As for the number of jobs we claim are created from such spending are often only temporary and can be easy to overstate. While infrastructure spending brings the illusion of solid growth it is generally a long-term investment financed by creating debt, this debt often lasts for decades and long after the project is completed. Often the jobs such projects create quickly fade away. This makes it important the money is well spent or the bill will come back to haunt society and the economy over time.
This Is Third-World Infrastructure!
Those promoting such massive spending often claim America has a third-world infrastructure, this is poppycock. While things may not always be perfect, it is far from what much of the world has to deal with. The picture to the right is reflective of a “third world” infrastructure. When things don’t work as planned in America, a lot of other factors are often involved such as a lack of accountability or the people in charge having no skin in the game. As stated before, solid growth is often the result of a slower well-planned approach. This means creating clear smart prudent well-defined goals and long-term strategies on how to meet them.

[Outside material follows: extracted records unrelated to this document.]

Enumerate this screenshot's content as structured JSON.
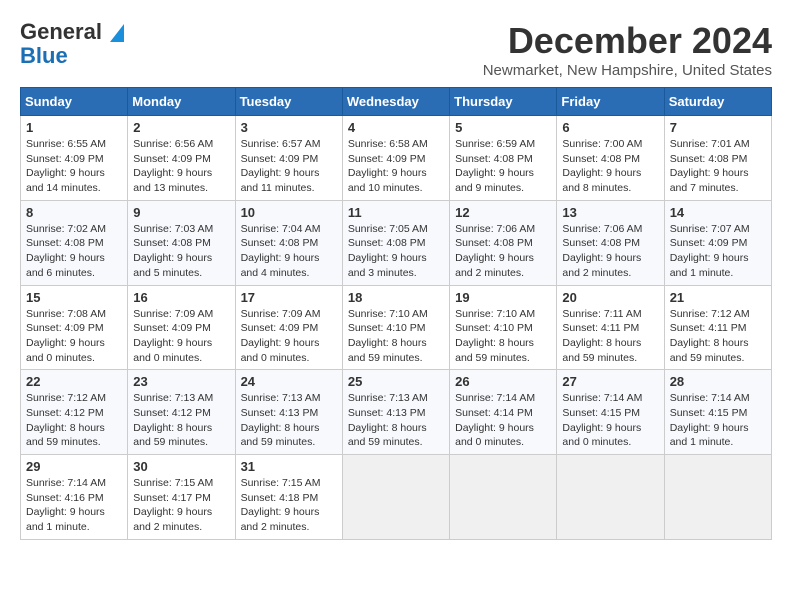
{
  "header": {
    "logo_line1": "General",
    "logo_line2": "Blue",
    "month_title": "December 2024",
    "location": "Newmarket, New Hampshire, United States"
  },
  "weekdays": [
    "Sunday",
    "Monday",
    "Tuesday",
    "Wednesday",
    "Thursday",
    "Friday",
    "Saturday"
  ],
  "weeks": [
    [
      {
        "day": "1",
        "sunrise": "6:55 AM",
        "sunset": "4:09 PM",
        "daylight": "9 hours and 14 minutes."
      },
      {
        "day": "2",
        "sunrise": "6:56 AM",
        "sunset": "4:09 PM",
        "daylight": "9 hours and 13 minutes."
      },
      {
        "day": "3",
        "sunrise": "6:57 AM",
        "sunset": "4:09 PM",
        "daylight": "9 hours and 11 minutes."
      },
      {
        "day": "4",
        "sunrise": "6:58 AM",
        "sunset": "4:09 PM",
        "daylight": "9 hours and 10 minutes."
      },
      {
        "day": "5",
        "sunrise": "6:59 AM",
        "sunset": "4:08 PM",
        "daylight": "9 hours and 9 minutes."
      },
      {
        "day": "6",
        "sunrise": "7:00 AM",
        "sunset": "4:08 PM",
        "daylight": "9 hours and 8 minutes."
      },
      {
        "day": "7",
        "sunrise": "7:01 AM",
        "sunset": "4:08 PM",
        "daylight": "9 hours and 7 minutes."
      }
    ],
    [
      {
        "day": "8",
        "sunrise": "7:02 AM",
        "sunset": "4:08 PM",
        "daylight": "9 hours and 6 minutes."
      },
      {
        "day": "9",
        "sunrise": "7:03 AM",
        "sunset": "4:08 PM",
        "daylight": "9 hours and 5 minutes."
      },
      {
        "day": "10",
        "sunrise": "7:04 AM",
        "sunset": "4:08 PM",
        "daylight": "9 hours and 4 minutes."
      },
      {
        "day": "11",
        "sunrise": "7:05 AM",
        "sunset": "4:08 PM",
        "daylight": "9 hours and 3 minutes."
      },
      {
        "day": "12",
        "sunrise": "7:06 AM",
        "sunset": "4:08 PM",
        "daylight": "9 hours and 2 minutes."
      },
      {
        "day": "13",
        "sunrise": "7:06 AM",
        "sunset": "4:08 PM",
        "daylight": "9 hours and 2 minutes."
      },
      {
        "day": "14",
        "sunrise": "7:07 AM",
        "sunset": "4:09 PM",
        "daylight": "9 hours and 1 minute."
      }
    ],
    [
      {
        "day": "15",
        "sunrise": "7:08 AM",
        "sunset": "4:09 PM",
        "daylight": "9 hours and 0 minutes."
      },
      {
        "day": "16",
        "sunrise": "7:09 AM",
        "sunset": "4:09 PM",
        "daylight": "9 hours and 0 minutes."
      },
      {
        "day": "17",
        "sunrise": "7:09 AM",
        "sunset": "4:09 PM",
        "daylight": "9 hours and 0 minutes."
      },
      {
        "day": "18",
        "sunrise": "7:10 AM",
        "sunset": "4:10 PM",
        "daylight": "8 hours and 59 minutes."
      },
      {
        "day": "19",
        "sunrise": "7:10 AM",
        "sunset": "4:10 PM",
        "daylight": "8 hours and 59 minutes."
      },
      {
        "day": "20",
        "sunrise": "7:11 AM",
        "sunset": "4:11 PM",
        "daylight": "8 hours and 59 minutes."
      },
      {
        "day": "21",
        "sunrise": "7:12 AM",
        "sunset": "4:11 PM",
        "daylight": "8 hours and 59 minutes."
      }
    ],
    [
      {
        "day": "22",
        "sunrise": "7:12 AM",
        "sunset": "4:12 PM",
        "daylight": "8 hours and 59 minutes."
      },
      {
        "day": "23",
        "sunrise": "7:13 AM",
        "sunset": "4:12 PM",
        "daylight": "8 hours and 59 minutes."
      },
      {
        "day": "24",
        "sunrise": "7:13 AM",
        "sunset": "4:13 PM",
        "daylight": "8 hours and 59 minutes."
      },
      {
        "day": "25",
        "sunrise": "7:13 AM",
        "sunset": "4:13 PM",
        "daylight": "8 hours and 59 minutes."
      },
      {
        "day": "26",
        "sunrise": "7:14 AM",
        "sunset": "4:14 PM",
        "daylight": "9 hours and 0 minutes."
      },
      {
        "day": "27",
        "sunrise": "7:14 AM",
        "sunset": "4:15 PM",
        "daylight": "9 hours and 0 minutes."
      },
      {
        "day": "28",
        "sunrise": "7:14 AM",
        "sunset": "4:15 PM",
        "daylight": "9 hours and 1 minute."
      }
    ],
    [
      {
        "day": "29",
        "sunrise": "7:14 AM",
        "sunset": "4:16 PM",
        "daylight": "9 hours and 1 minute."
      },
      {
        "day": "30",
        "sunrise": "7:15 AM",
        "sunset": "4:17 PM",
        "daylight": "9 hours and 2 minutes."
      },
      {
        "day": "31",
        "sunrise": "7:15 AM",
        "sunset": "4:18 PM",
        "daylight": "9 hours and 2 minutes."
      },
      null,
      null,
      null,
      null
    ]
  ]
}
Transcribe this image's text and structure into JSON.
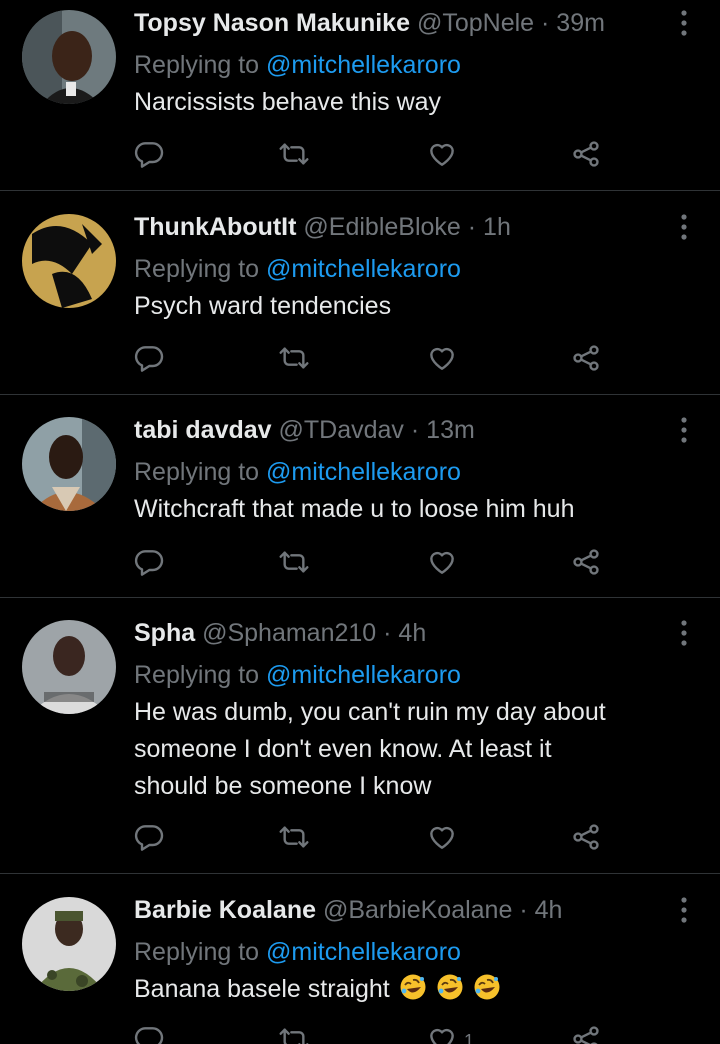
{
  "tweets": [
    {
      "name": "Topsy Nason Makunike",
      "handle": "@TopNele",
      "time": "· 39m",
      "reply_prefix": "Replying to ",
      "mention": "@mitchellekaroro",
      "lines": [
        "Narcissists behave this way"
      ],
      "like_count": ""
    },
    {
      "name": "ThunkAboutIt",
      "handle": "@EdibleBloke",
      "time": "· 1h",
      "reply_prefix": "Replying to ",
      "mention": "@mitchellekaroro",
      "lines": [
        "Psych ward tendencies"
      ],
      "like_count": ""
    },
    {
      "name": "tabi davdav",
      "handle": "@TDavdav",
      "time": "· 13m",
      "reply_prefix": "Replying to ",
      "mention": "@mitchellekaroro",
      "lines": [
        "Witchcraft that made u to loose him huh"
      ],
      "like_count": ""
    },
    {
      "name": "Spha",
      "handle": "@Sphaman210",
      "time": "· 4h",
      "reply_prefix": "Replying to ",
      "mention": "@mitchellekaroro",
      "lines": [
        "He was dumb, you can't ruin my day about",
        "someone I don't even know. At least it",
        "should be someone I know"
      ],
      "like_count": ""
    },
    {
      "name": "Barbie Koalane",
      "handle": "@BarbieKoalane",
      "time": "· 4h",
      "reply_prefix": "Replying to ",
      "mention": "@mitchellekaroro",
      "lines": [
        "Banana basele straight"
      ],
      "emoji": "rolling-on-floor-laughing",
      "emoji_count": 3,
      "like_count": "1"
    }
  ],
  "colors": {
    "background": "#000000",
    "name": "#e7e9ea",
    "secondary": "#71767b",
    "mention": "#1d9bf0",
    "divider": "#2f3336"
  },
  "icons": {
    "reply": "reply-icon",
    "retweet": "retweet-icon",
    "like": "heart-icon",
    "share": "share-icon",
    "more": "more-vertical-icon",
    "emoji": "rolling-laughing-emoji-icon"
  }
}
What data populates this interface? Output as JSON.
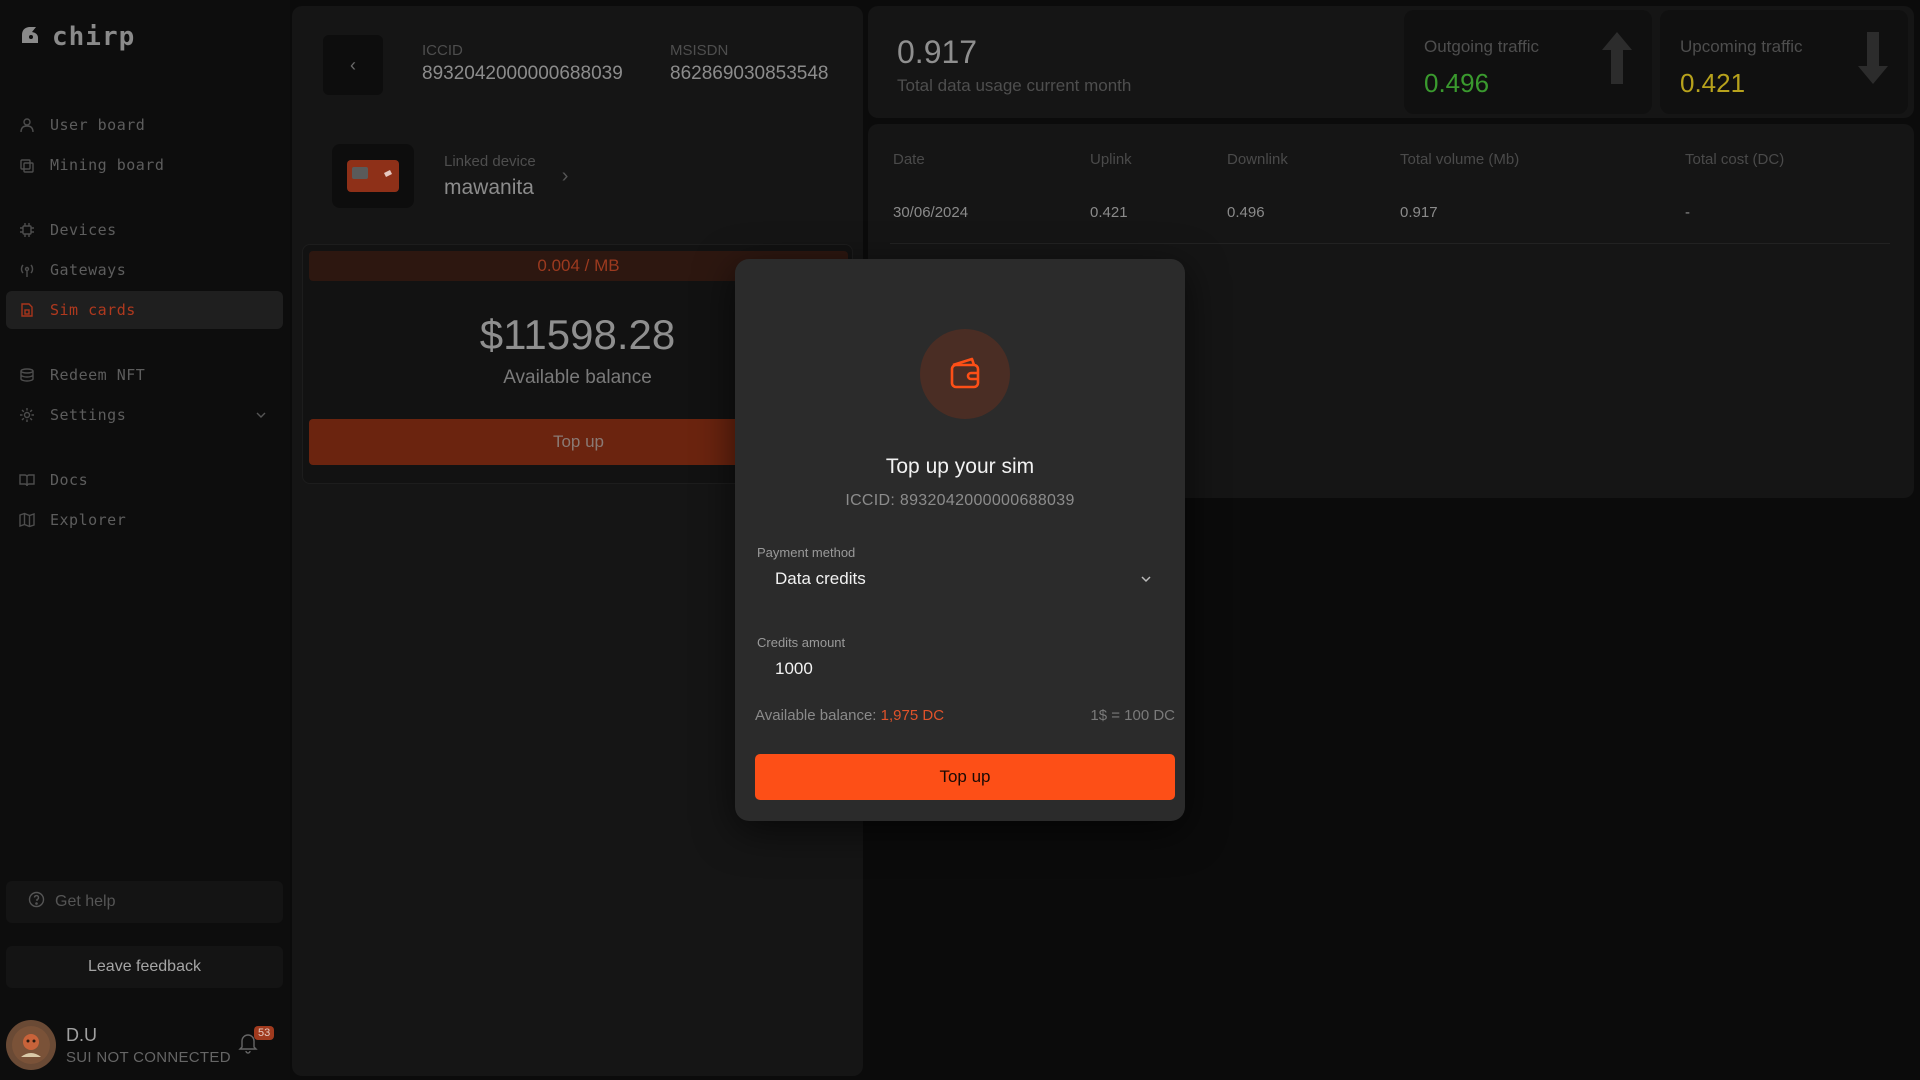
{
  "app": {
    "logo_text": "chirp"
  },
  "sidebar": {
    "items": [
      {
        "label": "User board",
        "icon": "user-icon"
      },
      {
        "label": "Mining board",
        "icon": "mining-icon"
      },
      {
        "label": "Devices",
        "icon": "chip-icon"
      },
      {
        "label": "Gateways",
        "icon": "antenna-icon"
      },
      {
        "label": "Sim cards",
        "icon": "sim-icon",
        "active": true
      },
      {
        "label": "Redeem NFT",
        "icon": "nft-icon"
      },
      {
        "label": "Settings",
        "icon": "gear-icon"
      },
      {
        "label": "Docs",
        "icon": "book-icon"
      },
      {
        "label": "Explorer",
        "icon": "map-icon"
      }
    ],
    "get_help": "Get help",
    "leave_feedback": "Leave feedback",
    "user": {
      "name": "D.U",
      "status": "SUI NOT CONNECTED",
      "notifications": "53"
    }
  },
  "sim": {
    "iccid_label": "ICCID",
    "iccid": "8932042000000688039",
    "msisdn_label": "MSISDN",
    "msisdn": "862869030853548",
    "linked_device_label": "Linked device",
    "linked_device": "mawanita",
    "rate": "0.004 / MB",
    "balance": "$11598.28",
    "balance_label": "Available balance",
    "topup_label": "Top up"
  },
  "stats": {
    "total": "0.917",
    "total_label": "Total data usage current month",
    "outgoing_label": "Outgoing traffic",
    "outgoing": "0.496",
    "upcoming_label": "Upcoming traffic",
    "upcoming": "0.421",
    "colors": {
      "outgoing": "#3a9a2e",
      "upcoming": "#b7a21c"
    }
  },
  "table": {
    "headers": [
      "Date",
      "Uplink",
      "Downlink",
      "Total volume (Mb)",
      "Total cost (DC)"
    ],
    "rows": [
      [
        "30/06/2024",
        "0.421",
        "0.496",
        "0.917",
        "-"
      ]
    ]
  },
  "modal": {
    "title": "Top up your sim",
    "subtitle": "ICCID: 8932042000000688039",
    "payment_label": "Payment method",
    "payment_value": "Data credits",
    "credits_label": "Credits amount",
    "credits_value": "1000",
    "available_prefix": "Available balance: ",
    "available_value": "1,975 DC",
    "conversion": "1$ = 100 DC",
    "button": "Top up",
    "accent": "#fd4f17"
  }
}
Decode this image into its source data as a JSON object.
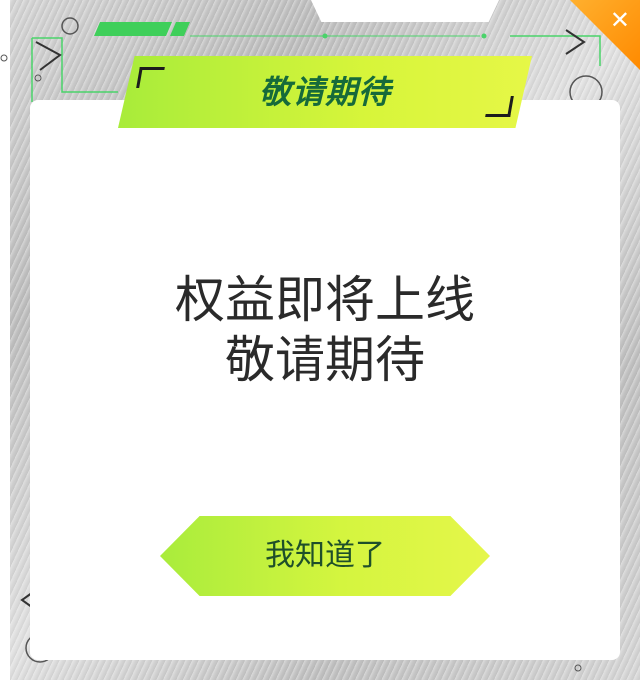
{
  "dialog": {
    "banner_title": "敬请期待",
    "message_line1": "权益即将上线",
    "message_line2": "敬请期待",
    "ack_button_label": "我知道了",
    "close_icon": "close-icon"
  },
  "colors": {
    "accent_green": "#c9f23c",
    "title_text": "#166a3a",
    "close_orange": "#ff9a1a",
    "message_text": "#2a2a2a"
  }
}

In the long run, a country’s economic policies and its system of taxation are far more important to the economy than government spending. It is pure folly to think in our age of crony capitalism that infrastructure spending that tends to be poorly spent during the best of times, will be able to rapidly transform our economy in the way politicians are promising. Already, people are lining up to steal this money. In the current environment, the one thing we can count on is that when all is said and done, the family members and friends of government officials and business leaders are about to benefit greatly from this poorly timed bill.